Il existe depuis toujours le chemin de la Montagne, et des escaliers sont apparus très tôt dans ce secteur afin de combler le besoin des gens à pieds de « couper » les longues courbes inévitables afin de permettre le transport entre les deux niveaux de la ville dans ce secteur. Mais une fois que ces lieux ne se voulaient plus seulement le repaire des locaux et d’une économie maritime et sylvicole, mais attiraient de plus en plus cette nouvelle clientèle qui n’avait d’autre but que de ce laisser charmer par une ambiance urbaine à la fois romantique et aux connotations d’un autre âge, il devenait impératif que les infrastructures qui permettaient ces déplacements et ce parcours soient à la fois esthétiquement stimulantes et fonctionnellement sécuritaires. Et l’un n’empêchant pas l’autre, tout en mettant de l’avant son côté nouvellement valorisé de ville historique, Québec ne voulait pas moins s’afficher comme ville moderne, de son temps et, pourquoi pas, à l’avant-garde sur le plan des infrastructures. Il est difficile (en fait, impossible) de s’en rendre compte avec ce qui se trouve en place maintenant, mais ces deux escaliers avaient une structure et une ornementation en fer et fer forgé, conçu par « l’ingénieur de la Cité » de l’époque, l’architecte Charles Baillairgé. En fait, à moins aussi de lire ce livre, ce que je recommande, une autre façon de conceptualiser ce que pouvait être et représenter ces escaliers au moment de leurs mises en place, à la fin du 19e siècle, serait d’aller voir la clôture en fer forgé qui entoure la Basilique-cathédrale Notre-Dame de Québec, qui est aussi l’œuvre de Charles Baillairgé. Comme quoi il est possible d’entretenir et de présenter à ses citoyens du mobilier urbain respectueux du génie constructif et attaché à leurs histoires.

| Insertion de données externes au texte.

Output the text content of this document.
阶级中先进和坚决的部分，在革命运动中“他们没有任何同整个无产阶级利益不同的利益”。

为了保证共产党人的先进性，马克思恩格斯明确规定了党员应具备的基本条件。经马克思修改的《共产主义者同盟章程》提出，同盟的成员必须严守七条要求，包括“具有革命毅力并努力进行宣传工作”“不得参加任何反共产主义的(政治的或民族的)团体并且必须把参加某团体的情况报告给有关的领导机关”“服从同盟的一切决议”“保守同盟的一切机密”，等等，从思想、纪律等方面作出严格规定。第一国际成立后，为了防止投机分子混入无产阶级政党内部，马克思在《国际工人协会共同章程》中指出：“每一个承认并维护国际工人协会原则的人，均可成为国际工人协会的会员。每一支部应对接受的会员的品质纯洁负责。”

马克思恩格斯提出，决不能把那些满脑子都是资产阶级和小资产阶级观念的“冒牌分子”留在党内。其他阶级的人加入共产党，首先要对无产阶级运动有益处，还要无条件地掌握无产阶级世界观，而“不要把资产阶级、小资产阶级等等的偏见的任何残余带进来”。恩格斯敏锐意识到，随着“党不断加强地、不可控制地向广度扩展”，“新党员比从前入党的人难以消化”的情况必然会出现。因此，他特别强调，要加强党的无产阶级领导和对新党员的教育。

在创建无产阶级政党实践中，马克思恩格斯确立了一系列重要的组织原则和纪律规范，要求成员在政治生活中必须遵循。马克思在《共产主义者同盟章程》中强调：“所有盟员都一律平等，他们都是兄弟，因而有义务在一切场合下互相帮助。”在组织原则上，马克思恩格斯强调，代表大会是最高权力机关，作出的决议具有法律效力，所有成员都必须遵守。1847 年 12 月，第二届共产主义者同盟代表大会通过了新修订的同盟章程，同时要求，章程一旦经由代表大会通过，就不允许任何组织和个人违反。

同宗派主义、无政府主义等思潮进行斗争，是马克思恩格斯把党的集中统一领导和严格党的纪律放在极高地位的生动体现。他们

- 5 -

[1] Et surtout pas un public de touristes, puisque, dans le cas de l’escalier Lépine, par exemple, ce dernier est devenu quasi introuvable à moins de bien savoir naviguer dans le quartier Saint-Jean-Baptiste.

[2] Qui était à l’origine sa thèse de maîtrise en histoire de l’art à l’Université Laval.

[3] Cet escalier se trouve en bas de la rue Saint-Augustin, dans Saint-Jean-Baptisme, et débouche sur la rue de Saint-Vallier, dans St-Roch. Cette zone du quartier a été dévastée, complètement démolie pour faire place aux bretelles de l’autoroute Dufferin Montmorency. C’était avant ce qu’il y avait de quartier chinois à Québec.

[4] Cet escalier se trouve en haut de la rue de la Couronne, dans le quartier Saint-Roch, et mène en bas de la rue Sainte-Claire, en haut dans le quartier Saint-Jean-Baptiste.

[5] On inclut généralement dans la “basse-ville” de Québec les quartiers traditionnels de Saint-Sauveur, Saint-Roch et la partie du Vieux-Québec sous la falaise. Dans le cas spécifique des escaliers Casse-Cou et Charles-Baillairgé, on fait référence à une zone qui inclut la place Royale et surtout les rues du Petit-Champlain et Sous-le-Fort.